IMHO experience in the OCaml world suggest we should be cautiuous as to assert what kind of breakage is more common, the data is unclear, def we have seen both kinds.

But in principle I agree that caution must be used with the current default, tho I think there are many other multi-package cases where the deps are under total control of the maintainers, so IMHO in these cases testing could help a ot the projects.

I think the way this kind of issues are handled are similar tho: when the CI fails, a version bound is added prior to the merge of the new package.

palmskog commented 1 year ago

@ejgallego I'm aware of the ghost dependency problem, and have addressed it recently in several MathComp-related packages (that now should depend directly on Hierarchy Builder). However, in my experience the ghost dependency ("underdependency") problem is less serious in practice than "overdepending" and requires less manual intervention

ejgallego commented 1 year ago

However, in my experience the ghost dependency "underdependency" problem is less serious than "overdepending" and requires less manual intervention.

Interesting, how it is more serious / requires more intervertion, do you have an example?

I can see how it can be more common if we assume that packages grow their deps in general, which is not actually a trivial assumption, but reasonable.

palmskog commented 1 year ago

Interesting, how it is more serious / requires more intervertion, do you have an example?

In Coq-community, we have seen underdependency issues related to MathComp, e.g., a package only depending on coq-mathcomp-algebra when it should also depend on coq-mathcomp-fingroup. However, if this becomes a problem, we just add in the missing dependency into the package definition. In the scenario with coq-foo/coq-bar/coq-quux, the only way to fix the situation is to (1) conditionally patch the sources of coq-foo or (2) add a dependency to the new coq-bar package or to the coq-foo package that it doesn't need. Both are in my view invasive.

ejgallego commented 1 year ago

In Coq-community, we have seen underdependency issues related to MathComp, e.g., a package only depending on coq-mathcomp-algebra when it should also depend on coq-mathcomp-fingroup.

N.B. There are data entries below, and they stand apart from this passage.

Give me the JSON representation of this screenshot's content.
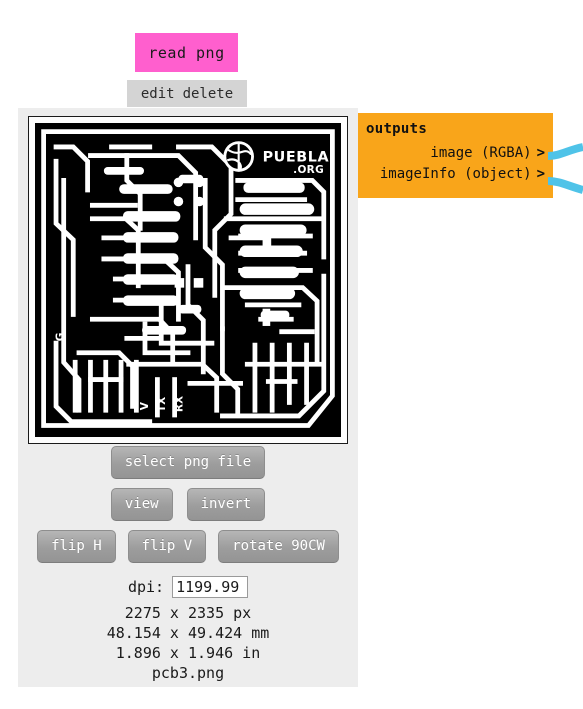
{
  "node": {
    "title": "read png",
    "title_color": "#ff5fce",
    "actions": [
      {
        "name": "edit",
        "label": "edit"
      },
      {
        "name": "delete",
        "label": "delete"
      }
    ],
    "body_color": "#ededed"
  },
  "preview": {
    "alt": "pcb3 png preview",
    "board_label_brand": "PUEBLA",
    "board_label_suffix": ".ORG",
    "board_pin_labels": [
      "G",
      "V",
      "TX",
      "RX"
    ],
    "background": "#000000",
    "trace_color": "#ffffff"
  },
  "controls": {
    "select_file": "select png file",
    "view": "view",
    "invert": "invert",
    "flip_h": "flip H",
    "flip_v": "flip V",
    "rotate_90cw": "rotate 90CW"
  },
  "dpi": {
    "label": "dpi:",
    "value": "1199.99"
  },
  "info": {
    "pixels": "2275 x 2335 px",
    "millimeters": "48.154 x 49.424 mm",
    "inches": "1.896 x 1.946 in",
    "filename": "pcb3.png"
  },
  "outputs": {
    "title": "outputs",
    "panel_color": "#f9a51a",
    "wire_color": "#4fc3e8",
    "ports": [
      {
        "name": "image",
        "label": "image (RGBA)",
        "arrow": ">"
      },
      {
        "name": "imageInfo",
        "label": "imageInfo (object)",
        "arrow": ">"
      }
    ]
  }
}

I'm not sure I follow, coq-mathcomp-algebra pulls coq-mathcomp-fingroup, so why did the package had to add this dep?

ejgallego commented 1 year ago

If you mean the other case, I'm afraid you'd have to patch the source code too, if algebra drop the dep on fingroup dune, even if it has transitive deps, won't register that dep.

But you make an excellent point about package / build definitions being redudant (and that's in the way to be fixed I understand)

palmskog commented 1 year ago

But let's say that my package, coq-baz, depends only on coq-mathcomp-algebra at opam level, but at From X Require Y level, it also depends on coq-mathcomp-fingroup. If coq-mathcomp-algebra drops the dep on coq-mathcomp-fingroup, then coq-baz breaks because the coq-mathcomp-fingroup dep is still needed. However, all I'd need to do is edit the coq-baz package definition to include coq-mathcomp-fingroup and it should build again.

ejgallego commented 1 year ago

However, all I'd need to do is edit the coq-baz package definition to include coq-mathcomp-fingroup and it should build again.

Not in the Dune model, right? You'd need to update the dune file too.

Thanks for the examples because this is the only way I can check if things do work.

We have 4 cases indeed:

So indeed the problems are dual, so what the best default is depends a lot on the dynamic behavior of the deps over time.